邢紅妝說完就有點後悔,她感受到了周圍人視線,但她馬上又堅定起來,她看到過太多老百姓因為山海結界遇害,因為侵蝕能量變得不人不鬼。
就在這劍拔弩張的時候,一個聲音從外面傳了進來。
“都重要!都重要!”
說話的邢律己局長,他在自己辦公室就聽到了邢紅妝和易虎的爭吵,他暗道一聲不好,就趕緊趕了過來。
看到進來的邢律己,易虎和邢紅妝趕緊各自退後一步。
邢律己沒有看邢紅妝而是看向易虎,笑呵呵的說道:“易虎啊,辛苦了,加班好幾天都沒有好好休息,
趕緊回家休息休息,抓龍櫻也不是一天兩天就能抓到,這次沒抓到還有下次,趕緊去休息吧,養足精神精神才能更好的完成任務。”《吞噬星空之簽到成神》
“邢紅妝跟我來辦公室一趟。”邢律己也不看邢紅妝一眼,對易虎點頭笑了笑就往自己辦公室走去。
邢紅妝老老實實地跟在邢律己身後,雖然在家裡她對自己這個哥哥沒大沒小的,但在工作場合還是很給他面子的。

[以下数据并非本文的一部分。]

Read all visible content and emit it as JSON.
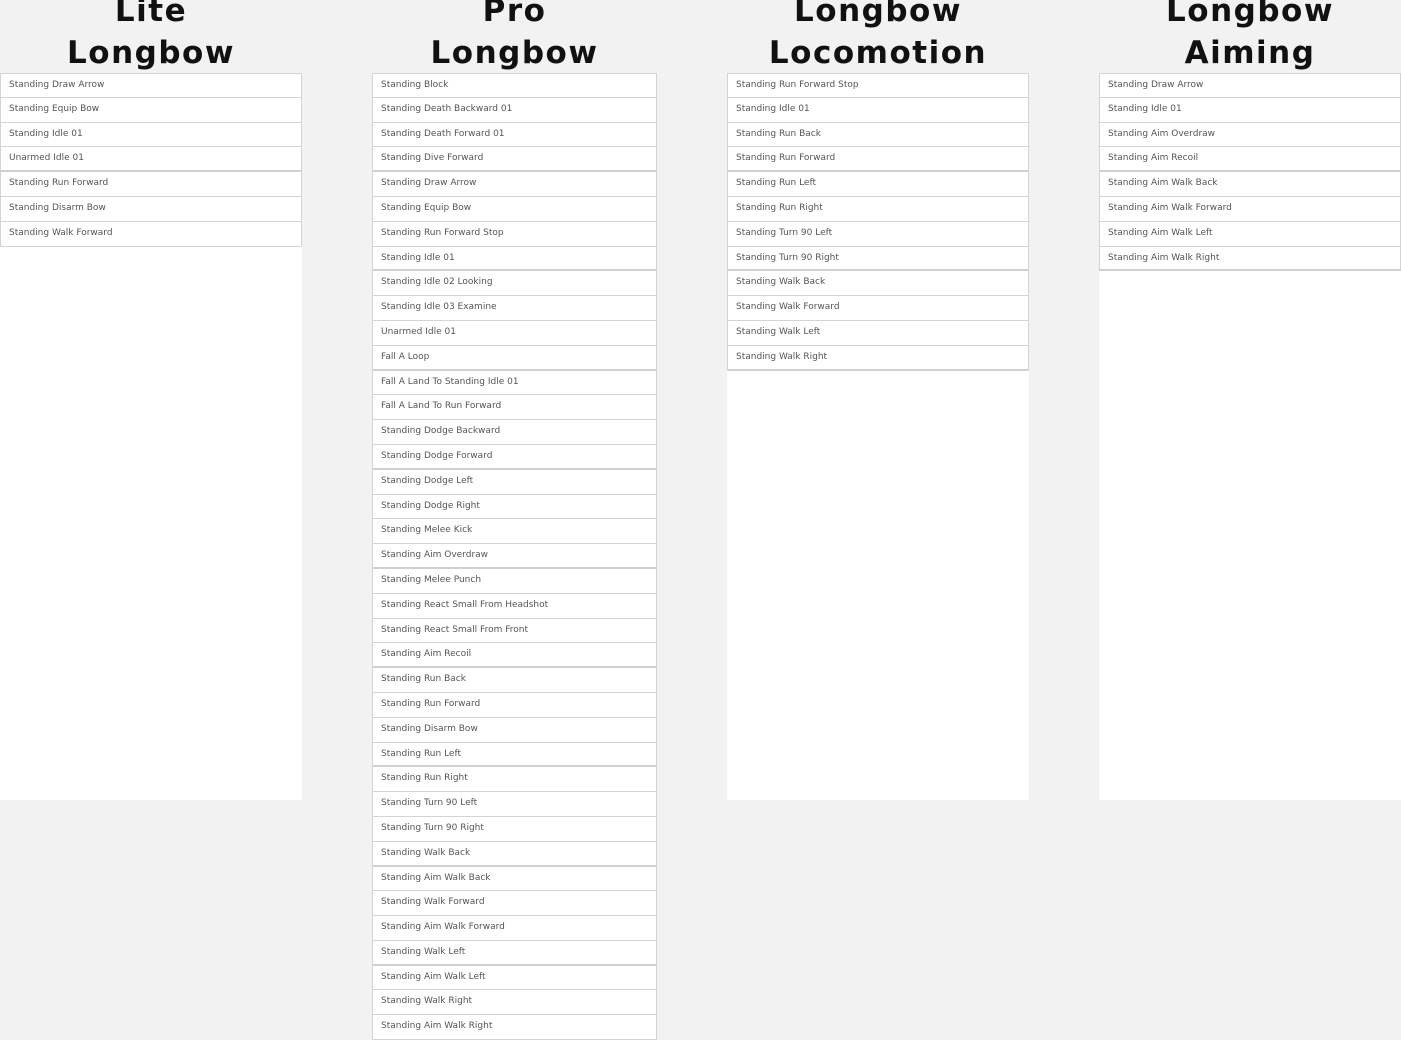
{
  "columns": [
    {
      "id": "lite-longbow",
      "title": [
        "Lite",
        "Longbow"
      ],
      "items": [
        "Standing Draw Arrow",
        "Standing Equip Bow",
        "Standing Idle 01",
        "Unarmed Idle 01",
        "Standing Run Forward",
        "Standing Disarm Bow",
        "Standing Walk Forward"
      ]
    },
    {
      "id": "pro-longbow",
      "title": [
        "Pro",
        "Longbow"
      ],
      "items": [
        "Standing Block",
        "Standing Death Backward 01",
        "Standing Death Forward 01",
        "Standing Dive Forward",
        "Standing Draw Arrow",
        "Standing Equip Bow",
        "Standing Run Forward Stop",
        "Standing Idle 01",
        "Standing Idle 02 Looking",
        "Standing Idle 03 Examine",
        "Unarmed Idle 01",
        "Fall A Loop",
        "Fall A Land To Standing Idle 01",
        "Fall A Land To Run Forward",
        "Standing Dodge Backward",
        "Standing Dodge Forward",
        "Standing Dodge Left",
        "Standing Dodge Right",
        "Standing Melee Kick",
        "Standing Aim Overdraw",
        "Standing Melee Punch",
        "Standing React Small From Headshot",
        "Standing React Small From Front",
        "Standing Aim Recoil",
        "Standing Run Back",
        "Standing Run Forward",
        "Standing Disarm Bow",
        "Standing Run Left",
        "Standing Run Right",
        "Standing Turn 90 Left",
        "Standing Turn 90 Right",
        "Standing Walk Back",
        "Standing Aim Walk Back",
        "Standing Walk Forward",
        "Standing Aim Walk Forward",
        "Standing Walk Left",
        "Standing Aim Walk Left",
        "Standing Walk Right",
        "Standing Aim Walk Right"
      ]
    },
    {
      "id": "longbow-locomotion",
      "title": [
        "Longbow",
        "Locomotion"
      ],
      "items": [
        "Standing Run Forward Stop",
        "Standing Idle 01",
        "Standing Run Back",
        "Standing Run Forward",
        "Standing Run Left",
        "Standing Run Right",
        "Standing Turn 90 Left",
        "Standing Turn 90 Right",
        "Standing Walk Back",
        "Standing Walk Forward",
        "Standing Walk Left",
        "Standing Walk Right"
      ]
    },
    {
      "id": "longbow-aiming",
      "title": [
        "Longbow",
        "Aiming"
      ],
      "items": [
        "Standing Draw Arrow",
        "Standing Idle 01",
        "Standing Aim Overdraw",
        "Standing Aim Recoil",
        "Standing Aim Walk Back",
        "Standing Aim Walk Forward",
        "Standing Aim Walk Left",
        "Standing Aim Walk Right"
      ]
    }
  ]
}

看到兩人走出辦公室,易虎也歎了口氣,和邢紅妝爭吵還是很有壓力的,也不知道這個邢紅妝怎麽就長那麽高。
易虎將桌子擺正就對一旁看戲的隊員說道:“看什麽看,沒聽到局長的話麽?下班,休息。”
這已經不是第一次看到易虎和邢紅妝爭吵了,甚至不是第二第三次,大家笑呵呵的就開始收拾自己的東西,只有小李來到易虎身邊表達自己對邢紅妝的不滿。

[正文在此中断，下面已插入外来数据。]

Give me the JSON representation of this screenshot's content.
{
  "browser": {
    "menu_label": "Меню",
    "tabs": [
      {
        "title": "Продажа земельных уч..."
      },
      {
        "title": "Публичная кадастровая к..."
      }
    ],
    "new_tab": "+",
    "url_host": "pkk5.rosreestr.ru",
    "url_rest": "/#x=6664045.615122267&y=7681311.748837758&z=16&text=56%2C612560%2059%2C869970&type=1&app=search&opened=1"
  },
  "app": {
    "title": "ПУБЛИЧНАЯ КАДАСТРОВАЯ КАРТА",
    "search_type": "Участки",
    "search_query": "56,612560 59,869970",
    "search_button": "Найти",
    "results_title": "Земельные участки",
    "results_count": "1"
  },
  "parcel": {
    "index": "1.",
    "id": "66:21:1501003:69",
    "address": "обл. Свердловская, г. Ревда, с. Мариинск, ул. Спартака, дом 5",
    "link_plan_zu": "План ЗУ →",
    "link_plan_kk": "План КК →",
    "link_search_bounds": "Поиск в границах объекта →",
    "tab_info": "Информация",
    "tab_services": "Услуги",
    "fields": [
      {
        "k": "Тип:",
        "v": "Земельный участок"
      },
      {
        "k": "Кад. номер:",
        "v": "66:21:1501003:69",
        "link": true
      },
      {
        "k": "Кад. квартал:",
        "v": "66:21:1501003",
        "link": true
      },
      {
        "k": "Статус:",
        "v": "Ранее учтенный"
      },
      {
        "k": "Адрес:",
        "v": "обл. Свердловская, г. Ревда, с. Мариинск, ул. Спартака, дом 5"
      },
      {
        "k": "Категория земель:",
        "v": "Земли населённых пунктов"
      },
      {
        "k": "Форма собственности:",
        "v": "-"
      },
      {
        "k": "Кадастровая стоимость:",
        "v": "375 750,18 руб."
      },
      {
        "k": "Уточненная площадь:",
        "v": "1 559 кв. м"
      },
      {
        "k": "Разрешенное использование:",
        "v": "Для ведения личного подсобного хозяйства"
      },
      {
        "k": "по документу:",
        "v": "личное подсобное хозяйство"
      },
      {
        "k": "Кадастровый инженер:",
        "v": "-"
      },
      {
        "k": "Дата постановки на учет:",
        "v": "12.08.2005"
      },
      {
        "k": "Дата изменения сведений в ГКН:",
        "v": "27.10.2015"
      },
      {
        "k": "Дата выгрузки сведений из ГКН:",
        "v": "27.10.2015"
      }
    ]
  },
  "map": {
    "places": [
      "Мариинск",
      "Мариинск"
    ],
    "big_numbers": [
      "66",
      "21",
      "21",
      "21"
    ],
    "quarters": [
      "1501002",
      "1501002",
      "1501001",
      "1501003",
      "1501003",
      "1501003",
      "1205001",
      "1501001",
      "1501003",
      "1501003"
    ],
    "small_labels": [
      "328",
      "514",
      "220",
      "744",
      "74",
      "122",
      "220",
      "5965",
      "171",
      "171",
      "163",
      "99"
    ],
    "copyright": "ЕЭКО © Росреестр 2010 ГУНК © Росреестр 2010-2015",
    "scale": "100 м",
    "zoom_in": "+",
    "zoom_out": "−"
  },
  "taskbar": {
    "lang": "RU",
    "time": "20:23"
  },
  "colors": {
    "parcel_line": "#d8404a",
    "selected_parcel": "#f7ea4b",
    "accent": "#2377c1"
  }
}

跟著邢律己走進局長辦公室的邢紅妝就看到邢律己一屁股坐在椅子上,雙腳直接放在桌子上,從桌子上拿起一根煙放在嘴上,點燃。
邢紅妝對邢律己這“放浪不羈”的狀態見怪不怪了,老頭子都管不了自己更管不了,她只能歎了口氣將門關上,然後坐到邢律己面前。
邢律己吸了一口煙說道:“妹妹啊,我說你點什麽好,你對同事態度好點,有點小姑娘的樣子,你這個樣子怎麽嫁的出去。”
“我不著急,大哥都沒結婚,我著什麽急。”邢紅妝不以為然的說道。
“老二他不是結了麽,你也老大不小了。我看葉子陽就不錯。”邢律己試探的說道。
邢紅妝一聽葉子陽的名字就狠狠的敲了一下桌子,咬牙切齒的說道:“別提葉子陽,提他我就來氣,處處為難我們,他們特調局就是社會不穩定的最大原因。”
“行,行,不提葉子陽,我的桌子幼,明朝的紅木桌子啊。”邢律己誇張的撫摸著桌子說道。
邢紅妝輕笑一聲說道:“什麽紅木的桌子,單位配的,能是實木的就不錯了。”
邢律己也笑了起來,看到邢紅妝心情好了一些後,邢律己也放心下來,對於自己家這個小時候差點夭折的妹妹全家人都寶貝的不行。
邢律己吸了一口煙,表情嚴肅起來說道:“紅妝,接下來的話,我希望你能聽進去。”